As was reported yesterday, T-Mobile rival Vodafone Deutschland filed for the motion because it wants the German court to review T-Mobile's exclusive marketing rights to the iPhone in Germany, which it believes are in breach of local German laws.
"We're not taking any plans to replicate these actions anywhere else, or in the U.K.," a Vodafone spokesman told the Journal. "It's a different regulatory environment."
Specifically, Vodafone is objecting to the iPhone being restricted for use only on T-Mobile networks and also questions T-Mobile's fare packages for the iPhone, which are limited to just three.
Vodafone Deutschland chief executive Friedrich Joussen was quoted on Monday as saying his firm's goal was not to prevent sales of the device but rather to allow for consumers to purchase iPhones without restrictions.
"We want the iPhone to be available to everyone without being tied to a contract," he said.
Although mobile carriers have historically declined to share service revenues with handset makers, the allure of iPhone has allowed Apple to successfully do just that with AT&T Inc. in the U.S., Telefonica's O2 in the U.K. and Deutsche Telekom's T-Mobile in Germany — garnering what is believed to be an approximate 10 percent share of service revenues in each case.
The Journal notes that Apple tried to secure a similar exclusive deal in France with France Telecom SA's mobile operator Orange, but due to French consumer law other telecommunications companies have been selling the iPhone, offering contracts with rival operators Bouygues Telecom, the telecom division of Bouygues SA, and Virgin Mobile.
In its statement Tuesday, T-Mobile Deutschland said it will oppose the preliminary injunction filed by Vodafone.
71 Comments
No big deal, just charge $1000 for the unlocked one. How much are they charging for the unlocked one in France?
Nice to see Apples reprehensible greed being given the short shrift it deserves. Apple shareholders should seriously question Apples marketing strategy in Europe.
By far the largest segment of the market is pre-paid. Contracts are on the wane. Why on earth does Apple think it can maximise profits by catering to the smallest market segment which is shrinking?

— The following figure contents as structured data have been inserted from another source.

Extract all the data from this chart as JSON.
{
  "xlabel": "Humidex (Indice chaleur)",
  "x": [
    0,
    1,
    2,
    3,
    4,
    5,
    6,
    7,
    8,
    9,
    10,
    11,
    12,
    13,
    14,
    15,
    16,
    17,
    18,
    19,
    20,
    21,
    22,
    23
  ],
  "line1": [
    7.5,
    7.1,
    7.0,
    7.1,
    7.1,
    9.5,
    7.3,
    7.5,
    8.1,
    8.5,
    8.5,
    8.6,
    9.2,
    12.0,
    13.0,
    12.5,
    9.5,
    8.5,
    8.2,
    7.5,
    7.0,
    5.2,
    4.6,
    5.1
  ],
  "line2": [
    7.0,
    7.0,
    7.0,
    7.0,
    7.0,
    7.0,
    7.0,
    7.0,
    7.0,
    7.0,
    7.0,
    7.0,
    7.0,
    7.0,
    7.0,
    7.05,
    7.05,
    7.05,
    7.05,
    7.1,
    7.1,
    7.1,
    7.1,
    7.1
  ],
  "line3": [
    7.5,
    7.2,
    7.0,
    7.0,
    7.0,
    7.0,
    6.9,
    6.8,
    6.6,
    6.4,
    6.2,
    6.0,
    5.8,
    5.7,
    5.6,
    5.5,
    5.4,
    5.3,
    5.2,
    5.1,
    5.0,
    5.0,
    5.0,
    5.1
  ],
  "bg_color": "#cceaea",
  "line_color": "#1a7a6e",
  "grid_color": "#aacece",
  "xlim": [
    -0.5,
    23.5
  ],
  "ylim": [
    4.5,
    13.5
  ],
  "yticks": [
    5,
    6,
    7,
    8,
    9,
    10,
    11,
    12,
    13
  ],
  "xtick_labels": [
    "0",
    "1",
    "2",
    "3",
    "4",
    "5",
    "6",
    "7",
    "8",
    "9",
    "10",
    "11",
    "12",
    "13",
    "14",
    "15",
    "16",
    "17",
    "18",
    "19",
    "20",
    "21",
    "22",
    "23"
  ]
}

Maybe Apple can change its marketing to 'enhanced usage with <name of provider>'.
The truth is that I would like to see things like visual voice mail be submitted as an extention to GSM. Apple is seeming too much like the negative side of Microsoft, in this case. Apple's attitude in this case may make more European countries bring in laws with regards to exclusivity contracts and cellphones.
The fact T-Mobile is a subsidary of an ex state telecom company (Deutsche Telecom) is likely to bring more attention to the case.
No big deal, just charge $1000 for the unlocked one. How much are they charging for the unlocked one in France?
Apple needs to take their head out of their ass. The iPod wouldn't have been the success it is with this lack of vision. What's going on in France exactly? If France can get it opened up, did they? Germany may very well too. I hope this is the start of a domino effect.
It's nice that a company like Vodaphone can use the law to try to harm another company, rather than just try to compete.